The molecular landscape and associated clinical experience in infant medulloblastoma: prognostic significance of second‐generation subtypes
Debbie Hicks, Gholamreza Rafiee, Ed C. Schwalbe, C. I. Howell, Janet C. Lindsey, Robert M. Hill, Amanda Smith, Peter Adidharma, Catherine Steel, Sarah J. Richardson, Lori J. Pease, Marina Danilenko, S Crosier, Abhijit Joshi, Stephen B. Wharton, Thomas S. Jacques, Barry Pizer, A. Michalski, Daniel Williamson, Simon Bailey, S. C. Clifford
Abstract
Aims Biomarker‐driven therapies have not been developed for infant medulloblastoma (iMB). We sought to robustly sub‐classify iMB, and proffer strategies for personalized, risk‐adapted therapies. Methods We characterized the iMB molecular landscape, including second‐generation subtyping, and the associated retrospective clinical experience, using large independent discovery/validation cohorts (n = 387). Results iMB Grp3 (42%) and iMB SHH (40%) subgroups predominated. iMB Grp3 harboured second‐generation subtypes II/III/IV. Subtype II strongly associated with large‐cell/anaplastic pathology (LCA; 23%) and MYC amplification (19%), defining a very‐high‐risk group (0% 10yr overall survival (OS)), which progressed rapidly on all therapies; novel approaches are urgently required. Subtype VII (predominant within iMB Grp4 ) and subtype IV tumours were standard risk (80% OS) using upfront CSI‐based therapies; randomized‐controlled trials of upfront radiation‐sparing and/or second‐line radiotherapy should be considered.

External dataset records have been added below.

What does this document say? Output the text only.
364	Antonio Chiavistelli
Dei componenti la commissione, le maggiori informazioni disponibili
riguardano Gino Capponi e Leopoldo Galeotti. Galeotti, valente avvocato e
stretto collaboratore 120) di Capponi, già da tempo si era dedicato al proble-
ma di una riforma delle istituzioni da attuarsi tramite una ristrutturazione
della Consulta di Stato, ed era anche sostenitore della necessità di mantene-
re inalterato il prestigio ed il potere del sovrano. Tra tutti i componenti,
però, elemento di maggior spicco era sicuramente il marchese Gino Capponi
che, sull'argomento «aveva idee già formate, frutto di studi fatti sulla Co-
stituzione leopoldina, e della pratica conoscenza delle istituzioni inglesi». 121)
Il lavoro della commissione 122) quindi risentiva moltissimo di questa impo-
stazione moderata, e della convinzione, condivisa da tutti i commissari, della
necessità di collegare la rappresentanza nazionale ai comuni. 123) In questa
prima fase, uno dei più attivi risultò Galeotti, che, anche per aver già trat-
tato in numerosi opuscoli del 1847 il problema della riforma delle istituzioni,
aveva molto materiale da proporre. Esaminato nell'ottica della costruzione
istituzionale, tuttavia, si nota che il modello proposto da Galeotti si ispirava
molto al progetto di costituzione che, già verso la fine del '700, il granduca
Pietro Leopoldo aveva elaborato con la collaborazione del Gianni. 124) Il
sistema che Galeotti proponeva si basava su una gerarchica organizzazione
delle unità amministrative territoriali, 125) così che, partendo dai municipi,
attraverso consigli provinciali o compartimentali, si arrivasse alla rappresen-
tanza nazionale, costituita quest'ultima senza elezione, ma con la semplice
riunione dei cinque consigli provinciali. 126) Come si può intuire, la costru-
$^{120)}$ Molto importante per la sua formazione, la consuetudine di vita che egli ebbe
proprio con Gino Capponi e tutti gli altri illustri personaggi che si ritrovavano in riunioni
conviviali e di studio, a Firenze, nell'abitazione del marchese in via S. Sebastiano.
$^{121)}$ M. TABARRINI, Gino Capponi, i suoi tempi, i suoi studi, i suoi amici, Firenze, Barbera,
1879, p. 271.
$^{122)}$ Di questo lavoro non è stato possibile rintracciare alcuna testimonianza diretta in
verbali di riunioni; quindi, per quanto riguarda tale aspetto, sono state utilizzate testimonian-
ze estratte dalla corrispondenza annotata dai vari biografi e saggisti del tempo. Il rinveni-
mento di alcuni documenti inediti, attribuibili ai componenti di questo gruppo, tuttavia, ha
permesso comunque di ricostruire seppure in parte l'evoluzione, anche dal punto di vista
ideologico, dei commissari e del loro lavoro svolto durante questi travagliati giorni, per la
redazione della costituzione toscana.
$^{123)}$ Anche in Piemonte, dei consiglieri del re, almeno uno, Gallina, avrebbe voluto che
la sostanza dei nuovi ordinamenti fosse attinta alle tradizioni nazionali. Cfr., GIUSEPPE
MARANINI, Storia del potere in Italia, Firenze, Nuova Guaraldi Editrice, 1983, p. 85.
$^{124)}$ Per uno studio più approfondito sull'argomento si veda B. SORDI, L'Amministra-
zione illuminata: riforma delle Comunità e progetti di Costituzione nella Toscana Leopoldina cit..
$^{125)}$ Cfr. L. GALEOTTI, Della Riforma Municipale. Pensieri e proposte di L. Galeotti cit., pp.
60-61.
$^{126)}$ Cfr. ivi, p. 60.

Seventy‐five per cent of iMB SHH showed DN/MBEN histopathology in discovery and validation cohorts ( P < 0.0001); central pathology review determined diagnosis of histological variants to WHO standards. In multivariable models, non‐DN/MBEN pathology was associated significantly with worse outcomes within iMB SHH . iMB SHH harboured two distinct subtypes (iMB SHH‐I/II ). Within the discriminated favourable‐risk iMB SHH DN/MBEN patient group, iMB SHH‐II had significantly better progression‐free survival than iMB SHH‐I , offering opportunities for risk‐adapted stratification of upfront therapies. Both iMB SHH‐I and iMB SHH‐II showed notable rescue rates (56% combined post‐relapse survival), further supporting delay of irradiation. Survival models and risk factors described were reproducible in independent cohorts, strongly supporting their further investigation and development. Conclusions Investigations of large, retrospective cohorts have enabled the comprehensive and robust characterization of molecular heterogeneity within iMB. Novel subtypes are clinically significant and subgroup‐dependent survival models highlight opportunities for biomarker‐directed therapies.